Thankfully, it doesn’t, because there’s more that matters than mere causation. We shouldn’t call these actions killing, even if they’re somehow related in the causal chain of events that result in death. Death is not a necessary result of “allowing” in the same way it is for “killing,” the logic of efficiency would push us toward more and more euthanasia, and relabeling these allowances as killing results in definitional absurdity.
I don’t think it’s helpful to call any form of “letting die” killing, even if the strictest, barest sense of the terms, there may be instances of “letting die” that could qualify as “killing.” If an instance of “letting die” was unjustified, it may rise to level of murder or negligent homicide, which are clearer terms to describe the action because of the additional justification they require.
Help set the tone for future issues of Notes from a Family Meeting! An example of what I’m talking about can be found at the end of this issue.
Although the word “responsibility” can also mean “duty,” in this case I’m referring to it in a sense of culpability or ownership of an action.
The rabbit trail examining the difference, if there is one, between “allowing” and “doing” leads into a deep, dark forest where sharper folks than I have failed to chart a reliable course. Readers with more philosophical experience will see that, in an attempt to address my narrow question, I’m probably hobbled by a lack of familiarity with the broader conversations about this distinction between “allowing” and “doing.” Alas. We’ll avoid any discussion of trolleys.
We’ll cover authority in Part 4. However, just a note: in this case, the clinician has the formal authority to act otherwise (they are authorized by the state to intervene on the human body in certain ways) but they may lack the actual authority to act otherwise (this individual patient has either not given or they’ve withdrawn consent for LST).

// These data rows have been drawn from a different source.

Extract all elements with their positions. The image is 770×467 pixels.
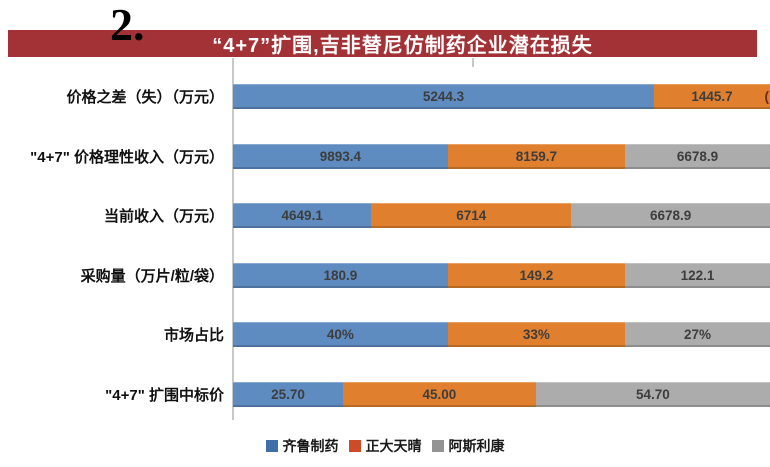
bar-segment: 40% [233, 322, 448, 347]
data-label: 149.2 [519, 268, 554, 283]
category-label: "4+7" 价格理性收入（万元） [30, 149, 224, 166]
chart-row: 价格之差（失）（万元） 5244.3 1445.7 ( [0, 84, 770, 109]
chart-row: 采购量（万片/粒/袋） 180.9 149.2 122.1 [0, 263, 770, 288]
bar-segment: 6678.9 [571, 203, 770, 228]
legend-label: 正大天晴 [365, 438, 422, 454]
bar-segment: 122.1 [624, 263, 770, 288]
y-axis-line [232, 58, 234, 420]
chart-row: 市场占比 40% 33% 27% [0, 322, 770, 347]
bar-segment: 8159.7 [447, 144, 625, 169]
data-label: 6714 [456, 208, 487, 223]
legend-swatch-icon [348, 440, 361, 452]
bar-segment: 9893.4 [233, 144, 448, 169]
data-label: 6678.9 [676, 149, 719, 164]
chart-row: 当前收入（万元） 4649.1 6714 6678.9 [0, 203, 770, 228]
data-label: 33% [522, 327, 550, 342]
bar-segment: 54.70 [535, 382, 770, 407]
section-index: 2. [110, 0, 145, 50]
data-label: 1445.7 [691, 89, 733, 104]
legend-swatch-icon [431, 440, 444, 452]
chart-row: "4+7" 扩围中标价 25.70 45.00 54.70 [0, 382, 770, 407]
category-label: 当前收入（万元） [103, 208, 224, 225]
data-label: 45.00 [422, 387, 457, 402]
data-label: 122.1 [680, 268, 715, 283]
bar-segment: 6714 [371, 203, 572, 228]
bar-segment: 5244.3 [233, 84, 654, 109]
data-label: 27% [683, 327, 711, 342]
category-label: 价格之差（失）（万元） [66, 89, 224, 106]
category-label: "4+7" 扩围中标价 [105, 387, 224, 404]
bar-track: 9893.4 8159.7 6678.9 [233, 144, 770, 169]
legend-label: 齐鲁制药 [282, 438, 339, 454]
data-label: 8159.7 [515, 149, 558, 164]
data-label: 9893.4 [319, 149, 362, 164]
bar-track: 4649.1 6714 6678.9 [233, 203, 770, 228]
legend-label: 阿斯利康 [448, 438, 505, 454]
bar-segment: 1445.7 [653, 84, 770, 109]
data-label: 5244.3 [422, 89, 465, 104]
bar-segment: 45.00 [343, 382, 536, 407]
bar-segment: 6678.9 [624, 144, 770, 169]
legend-item: 齐鲁制药 [265, 436, 339, 456]
data-label: 25.70 [271, 387, 305, 402]
legend-swatch-icon [265, 440, 278, 452]
legend-item: 阿斯利康 [431, 436, 505, 456]
chart-legend: 齐鲁制药 正大天晴 阿斯利康 [0, 436, 770, 456]
bar-segment: 27% [625, 322, 770, 347]
bar-segment: 25.70 [233, 382, 344, 407]
page-title: “4+7”扩围,吉非替尼仿制药企业潜在损失 [212, 35, 593, 57]
bar-segment: 149.2 [447, 263, 625, 288]
bar-track: 25.70 45.00 54.70 [233, 382, 770, 407]
title-bar: “4+7”扩围,吉非替尼仿制药企业潜在损失 [8, 30, 757, 57]
bar-segment: 4649.1 [233, 203, 372, 228]
bar-track: 40% 33% 27% [233, 322, 770, 347]
chart-row: "4+7" 价格理性收入（万元） 9893.4 8159.7 6678.9 [0, 144, 770, 169]
bar-track: 5244.3 1445.7 ( [233, 84, 770, 109]
category-label: 市场占比 [163, 327, 224, 344]
data-label: 6678.9 [649, 208, 692, 223]
data-label: 54.70 [635, 387, 670, 402]
legend-item: 正大天晴 [348, 436, 422, 456]
bar-track: 180.9 149.2 122.1 [233, 263, 770, 288]
data-label: 40% [326, 327, 354, 342]
clipped-data-label: ( [764, 89, 770, 104]
bar-segment: 33% [447, 322, 625, 347]
gridline-tick [472, 58, 474, 67]
data-label: 180.9 [323, 268, 358, 283]
category-label: 采购量（万片/粒/袋） [80, 268, 224, 285]
bar-segment: 180.9 [233, 263, 448, 288]
data-label: 4649.1 [281, 208, 323, 223]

Let’s acknowledge the terrain here: what we’re debating is the definition of terms, something notoriously difficult. We’re sifting through presuppositions and intuitions. So, maybe what I’m about to write will be unsatisfying to you. It might be unsatisfying to me a year from now!
To the extent any pro-euthanasia folks would disagree with this, it would be to that extent we both agree other lines of inquiry are required beyond mere causation to properly morally evaluate an action (as I’m doing in this series).